If you were taking a different depot or long-acting injection, you might have taken one dose of each very soon after the other.

Taking both types for the first few weeks won’t result in an overdose, as was previously explained.

How Long Does Risperidone Take to Work for Anxiety?

Upsides and Downsides of Risperidone

Upsides

  • relieves psychotic symptoms like delusions, confusion, erratic thoughts, and lack of awareness or insight.
  • used to treat schizophrenia, severe mania, or mixed bipolar episode either alone or in combination with other medications.
  • When used for acute manic or mixed episodes linked to Bipolar I disorder, lithium or valproate may be added.
  • In children and adolescents with autism spectrum disorder, aged 5 to 17, risperidone may also be used in small doses to treat irritability, aggression symptoms, temper tantrums, and mood swings.
  • Not an illegal substance.
  • There is risperidone in generic form.

Downsides

If you are between the ages of 18 and 60, take no other medication or have no other medical conditions, side effects you are more likely to experience include:

  • Your ability to drive or operate machinery may be hampered by sleepiness.
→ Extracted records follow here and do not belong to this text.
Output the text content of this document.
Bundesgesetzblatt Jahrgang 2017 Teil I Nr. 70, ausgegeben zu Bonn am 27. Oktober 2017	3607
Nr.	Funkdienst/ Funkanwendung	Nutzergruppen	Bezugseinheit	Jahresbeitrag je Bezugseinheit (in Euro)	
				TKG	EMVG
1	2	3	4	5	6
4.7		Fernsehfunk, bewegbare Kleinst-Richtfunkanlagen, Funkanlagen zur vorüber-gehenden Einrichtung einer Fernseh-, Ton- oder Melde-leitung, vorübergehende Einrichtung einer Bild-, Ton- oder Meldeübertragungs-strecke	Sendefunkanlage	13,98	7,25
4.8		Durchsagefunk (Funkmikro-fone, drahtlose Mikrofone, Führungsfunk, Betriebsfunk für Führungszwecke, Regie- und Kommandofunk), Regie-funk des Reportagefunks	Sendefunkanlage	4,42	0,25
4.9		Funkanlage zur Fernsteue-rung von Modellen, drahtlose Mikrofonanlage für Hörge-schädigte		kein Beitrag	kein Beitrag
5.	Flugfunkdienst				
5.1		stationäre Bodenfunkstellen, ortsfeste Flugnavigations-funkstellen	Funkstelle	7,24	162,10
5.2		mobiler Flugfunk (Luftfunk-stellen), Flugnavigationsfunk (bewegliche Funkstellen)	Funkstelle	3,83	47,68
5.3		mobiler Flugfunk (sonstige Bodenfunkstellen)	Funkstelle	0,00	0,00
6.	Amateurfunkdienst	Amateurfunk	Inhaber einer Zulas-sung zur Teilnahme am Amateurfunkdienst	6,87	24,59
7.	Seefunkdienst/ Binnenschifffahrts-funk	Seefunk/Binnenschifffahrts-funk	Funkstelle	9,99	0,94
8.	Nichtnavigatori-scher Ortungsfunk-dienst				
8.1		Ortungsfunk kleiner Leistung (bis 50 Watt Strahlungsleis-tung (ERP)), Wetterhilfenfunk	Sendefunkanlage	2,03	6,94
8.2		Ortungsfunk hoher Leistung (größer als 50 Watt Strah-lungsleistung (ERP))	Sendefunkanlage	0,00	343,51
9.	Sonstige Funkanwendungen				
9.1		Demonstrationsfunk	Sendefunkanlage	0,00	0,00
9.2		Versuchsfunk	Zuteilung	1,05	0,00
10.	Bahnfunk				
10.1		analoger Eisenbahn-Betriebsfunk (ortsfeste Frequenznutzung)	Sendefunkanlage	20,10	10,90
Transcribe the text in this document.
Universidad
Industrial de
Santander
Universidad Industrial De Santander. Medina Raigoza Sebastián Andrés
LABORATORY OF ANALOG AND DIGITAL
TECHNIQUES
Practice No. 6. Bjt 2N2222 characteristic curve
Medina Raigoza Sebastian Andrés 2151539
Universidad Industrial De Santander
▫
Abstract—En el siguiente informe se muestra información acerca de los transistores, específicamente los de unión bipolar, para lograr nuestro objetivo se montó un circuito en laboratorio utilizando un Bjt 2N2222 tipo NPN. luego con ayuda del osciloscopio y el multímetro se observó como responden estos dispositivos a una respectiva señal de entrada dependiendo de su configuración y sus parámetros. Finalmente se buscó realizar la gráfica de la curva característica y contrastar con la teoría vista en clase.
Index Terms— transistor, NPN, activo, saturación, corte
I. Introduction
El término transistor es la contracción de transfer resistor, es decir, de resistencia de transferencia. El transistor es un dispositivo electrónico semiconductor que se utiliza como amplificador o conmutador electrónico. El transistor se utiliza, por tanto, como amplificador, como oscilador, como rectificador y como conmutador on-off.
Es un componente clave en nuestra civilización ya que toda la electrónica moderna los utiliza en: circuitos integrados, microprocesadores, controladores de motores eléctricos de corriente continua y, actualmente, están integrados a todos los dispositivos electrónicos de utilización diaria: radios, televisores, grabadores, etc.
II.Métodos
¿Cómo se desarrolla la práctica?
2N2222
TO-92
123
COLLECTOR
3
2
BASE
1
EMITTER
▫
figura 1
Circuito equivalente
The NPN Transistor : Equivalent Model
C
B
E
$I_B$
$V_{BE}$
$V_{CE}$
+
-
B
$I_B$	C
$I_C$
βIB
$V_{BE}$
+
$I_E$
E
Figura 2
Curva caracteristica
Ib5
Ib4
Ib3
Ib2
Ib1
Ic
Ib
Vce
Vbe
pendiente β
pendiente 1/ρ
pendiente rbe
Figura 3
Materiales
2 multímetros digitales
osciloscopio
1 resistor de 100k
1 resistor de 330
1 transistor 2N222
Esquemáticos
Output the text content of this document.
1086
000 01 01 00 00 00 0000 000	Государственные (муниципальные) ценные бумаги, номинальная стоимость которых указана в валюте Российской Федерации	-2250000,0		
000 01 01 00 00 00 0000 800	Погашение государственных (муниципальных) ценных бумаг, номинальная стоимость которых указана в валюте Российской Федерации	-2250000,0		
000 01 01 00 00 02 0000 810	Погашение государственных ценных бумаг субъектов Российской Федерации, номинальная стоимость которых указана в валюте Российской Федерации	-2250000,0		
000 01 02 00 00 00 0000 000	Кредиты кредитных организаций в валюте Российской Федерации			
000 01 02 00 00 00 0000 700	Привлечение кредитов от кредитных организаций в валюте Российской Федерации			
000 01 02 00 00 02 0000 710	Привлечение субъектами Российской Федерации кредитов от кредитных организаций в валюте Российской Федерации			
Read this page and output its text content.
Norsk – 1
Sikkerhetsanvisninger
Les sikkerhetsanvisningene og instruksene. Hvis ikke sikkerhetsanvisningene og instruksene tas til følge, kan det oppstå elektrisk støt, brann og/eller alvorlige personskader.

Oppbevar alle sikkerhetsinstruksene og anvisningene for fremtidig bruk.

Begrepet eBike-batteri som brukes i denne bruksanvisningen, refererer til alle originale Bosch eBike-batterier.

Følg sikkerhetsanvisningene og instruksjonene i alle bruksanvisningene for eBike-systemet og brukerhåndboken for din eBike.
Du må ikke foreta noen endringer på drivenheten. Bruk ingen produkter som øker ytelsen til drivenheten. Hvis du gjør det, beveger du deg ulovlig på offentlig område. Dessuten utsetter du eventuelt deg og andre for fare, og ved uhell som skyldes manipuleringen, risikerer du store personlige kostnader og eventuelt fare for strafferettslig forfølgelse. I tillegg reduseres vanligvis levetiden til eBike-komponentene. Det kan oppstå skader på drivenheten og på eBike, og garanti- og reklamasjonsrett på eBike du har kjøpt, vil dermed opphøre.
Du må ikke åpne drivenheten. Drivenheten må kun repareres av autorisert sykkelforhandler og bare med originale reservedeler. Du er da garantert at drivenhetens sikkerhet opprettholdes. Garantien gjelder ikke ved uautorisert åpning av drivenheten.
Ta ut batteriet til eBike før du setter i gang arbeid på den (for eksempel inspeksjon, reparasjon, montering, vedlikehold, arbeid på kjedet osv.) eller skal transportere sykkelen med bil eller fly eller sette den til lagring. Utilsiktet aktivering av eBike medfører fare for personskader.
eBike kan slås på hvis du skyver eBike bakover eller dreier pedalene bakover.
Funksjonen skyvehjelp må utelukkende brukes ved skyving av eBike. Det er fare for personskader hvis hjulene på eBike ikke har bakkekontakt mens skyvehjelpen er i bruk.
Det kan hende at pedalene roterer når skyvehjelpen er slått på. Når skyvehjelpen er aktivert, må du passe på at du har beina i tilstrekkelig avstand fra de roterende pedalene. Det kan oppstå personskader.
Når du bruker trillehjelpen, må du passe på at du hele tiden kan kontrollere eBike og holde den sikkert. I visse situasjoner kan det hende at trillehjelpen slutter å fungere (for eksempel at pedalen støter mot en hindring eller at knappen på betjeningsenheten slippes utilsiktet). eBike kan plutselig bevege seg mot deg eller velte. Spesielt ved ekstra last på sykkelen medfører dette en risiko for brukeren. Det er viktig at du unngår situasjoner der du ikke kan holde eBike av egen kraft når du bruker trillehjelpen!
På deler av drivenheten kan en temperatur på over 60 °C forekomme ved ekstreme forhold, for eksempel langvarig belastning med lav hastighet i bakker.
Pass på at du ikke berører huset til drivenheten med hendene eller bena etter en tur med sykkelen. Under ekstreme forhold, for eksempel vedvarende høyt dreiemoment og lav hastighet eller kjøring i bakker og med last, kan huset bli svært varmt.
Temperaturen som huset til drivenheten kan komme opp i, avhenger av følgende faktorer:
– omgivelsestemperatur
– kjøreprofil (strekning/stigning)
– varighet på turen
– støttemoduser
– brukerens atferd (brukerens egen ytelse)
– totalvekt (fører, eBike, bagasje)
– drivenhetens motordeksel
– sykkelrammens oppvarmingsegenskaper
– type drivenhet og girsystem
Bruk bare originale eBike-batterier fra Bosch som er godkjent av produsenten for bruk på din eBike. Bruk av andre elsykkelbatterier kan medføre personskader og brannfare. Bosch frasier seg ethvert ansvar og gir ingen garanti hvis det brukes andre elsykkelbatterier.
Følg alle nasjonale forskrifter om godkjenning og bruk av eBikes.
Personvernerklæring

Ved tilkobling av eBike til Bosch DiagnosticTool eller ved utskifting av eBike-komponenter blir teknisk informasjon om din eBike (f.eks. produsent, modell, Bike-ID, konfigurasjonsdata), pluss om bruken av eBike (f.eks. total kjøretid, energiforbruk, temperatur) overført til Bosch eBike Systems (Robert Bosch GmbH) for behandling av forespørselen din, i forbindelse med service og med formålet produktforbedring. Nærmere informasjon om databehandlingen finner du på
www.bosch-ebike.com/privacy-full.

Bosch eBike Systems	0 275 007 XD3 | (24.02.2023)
Avoid alcohol.
  • At doses greater than 6mg/day, the likelihood of extrapyramidal symptoms (such as agitation, tremor, and uncontrolled muscle contractions) increases. Higher dosages have also not been associated with extra efficacy. Dosages for adolescents should be limited to 3mg/day to limit the risk of side effects.
  • Other common side effects include anxiety, blurred vision, dizziness, gastrointestinal disturbances (nausea, vomiting, constipation, diarrhea, dyspepsia, pain), excessive salivation, tiredness, weight gain, and rash. Uncommonly, a reduction in the numbers of white blood cells, swallowing difficulty, priapism (sustained erections), and seizures may occur.
  • A drop in blood pressure on standing, particularly during the initial dose-titration period; dosage may need to be reduced then titrated up slowly. People at risk for dehydration, those with known cardiovascular disease (history of a heart attack, angina, heart failure, or arrhythmia), and stroke victims may not be the best candidates.
  • a rise in blood sugar levels. People with a history of diabetes or at risk of diabetes should be monitored closely. May also cause undesirable changes in blood cholesterol and lipid levels and weight gain (on average, 4.3kg after 6 months of therapy).
  • an increase in prolactin levels (risk is higher than with most other antipsychotics), which can have negative effects like decreased bone density, impotence, infertility, menstrual irregularities, and breast growth in men. Those who have a history of prolactin-dependent breast cancer may not be a good fit.

Conclusion

Risperidone can take four to six weeks to fully take effect, but some people start to feel good about themselves in the first week. You must always abide by the directions in the medication’s leaflet when taking any medication. You can take this medication with or without food.